Владимир Викторович уже не отстранял от участкового лица, снова вынул из–за спины дрожащие руки, как гусак вытянул тонкую шею и шипел по–гусаковски. Маленький он был, тщедушный, и, поглядев на него повнимательней, Анискин про себя улыбнулся и подумал: «Вот так всегда бывает: чем не плоше мужичонка, тем с бабой ведет себя ругательней!» Однако вслух участковый не улыбнулся, а покачал головой и сказал:
– Ты только не думай, Владимир Викторович, что мне твоя учительша пожаловалась. Ты ее оставь с краю, так как я сам ночью твой скандал слышал, когда под луной шатался… Большой был скандал, Владимир Викторович, далеко от твоего дома слышный…
После этих слов Анискин отошел от раскрытого окна и сел на чурбачок, что был отрезан строителями от толстого бруса. Солнце освещало участкового сбоку, большой желтый квадрат лежал на его спине, и казалось, что это не солнечный блик, а желтая заплата. Он молчал, как молчал и учитель – голова у Владимира Викторовича все еще была задрана гордо, глаза прищурены, но уже на синюшные от вчерашнего перепоя щеки наползал румянец, а губы так дрожали, точно с них рвались слова.
– Я ведь знаю, отчего ты начал пить, Владимир Викторович, – совсем тихо сказал Анискин. – Тебя этот пьянюга Черкашин каждую субботу к себе затаскивает, поит чем попало и жалится тебе на то, что его зазря с колхозных председателей спихнули… – Участковый горько хмыкнул. – Черкашин – человек злобный, вредный, и ты на него, Владимир Викторович, начинаешь походить…
– В чем же? – спросил учитель. – Нельзя ли поточнее…
Он опять криво улыбнулся, этот учитель Филатов, пожал иронически плечами, хотя и видел, что до странности необычным, на себя непохожим был участковый, – не поплясывали в серых глазах Анискина желтые искорки, не говорил он задумчиво: «Так! Эдак!» – не поворачивал лицо к светлой Оби, чтобы обдувал щеки прохладный ветер.
– Ты в том Черкашину стал родной брат, Владимир Викторович, – протяжно сказал участковый, – что в людях видишь одно плохое… Потому и жену материшь, потому и в твоем классе по арифметике семь двоек, хотя по русскому – четыре… Ты на три двойки хуже о людях думаешь, чем Евгений Самойлович, что русскому языку ребятишек учит…
Анискин замолчал – лежала желтая заплата на спине, большие и заскорузлые, висели руки, чернел меж раздвинутыми губами пустой зуб.

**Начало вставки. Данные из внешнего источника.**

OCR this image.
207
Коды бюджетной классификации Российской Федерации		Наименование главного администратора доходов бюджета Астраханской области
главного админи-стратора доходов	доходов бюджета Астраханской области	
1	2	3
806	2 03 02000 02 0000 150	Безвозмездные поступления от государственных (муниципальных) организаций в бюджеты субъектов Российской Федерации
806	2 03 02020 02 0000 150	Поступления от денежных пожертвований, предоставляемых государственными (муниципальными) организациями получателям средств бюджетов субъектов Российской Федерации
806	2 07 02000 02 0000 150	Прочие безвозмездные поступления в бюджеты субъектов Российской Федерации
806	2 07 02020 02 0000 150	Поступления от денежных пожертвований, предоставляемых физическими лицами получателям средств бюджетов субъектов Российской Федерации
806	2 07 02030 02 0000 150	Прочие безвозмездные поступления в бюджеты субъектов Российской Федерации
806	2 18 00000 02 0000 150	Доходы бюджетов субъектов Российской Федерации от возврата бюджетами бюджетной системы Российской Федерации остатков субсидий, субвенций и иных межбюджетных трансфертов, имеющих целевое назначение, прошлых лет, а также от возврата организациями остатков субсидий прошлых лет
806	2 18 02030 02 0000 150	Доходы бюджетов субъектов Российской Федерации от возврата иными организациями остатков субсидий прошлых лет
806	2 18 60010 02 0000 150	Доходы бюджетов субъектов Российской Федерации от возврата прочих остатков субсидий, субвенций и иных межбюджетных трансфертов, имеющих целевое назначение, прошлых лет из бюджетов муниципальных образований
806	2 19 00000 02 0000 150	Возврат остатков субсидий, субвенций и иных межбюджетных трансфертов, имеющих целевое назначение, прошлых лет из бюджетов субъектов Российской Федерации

Секунд десять сидел молча участковый, потом вдруг неярко улыбнулся.
– И ко мне ты стал несправедливый, Владимир Викторович, – сказал он. – Ну, вот за что ты меня в ту субботу при Черкашине унтером Пришибеевым назвал?… Черкашин на меня злой, что я его пуще других с председателей уводил, так неужто ты для его радости меня унизил… Ведь ты раньше ко мне, Владимир Викторович, справедливо относился.
Анискин от земли голову не поднял, но по звукам из окна понял, что учитель математики прикусил нижнюю губу, неслышно положив бритву на подоконник, сжал пальцами теплое от солнца дерево. Точно наяву увидел участковый, как покраснело маленькое лицо Владимира Викторовича, повлажнели от стыда его темные глаза и как перестали трястись от волнения его похмельные руки.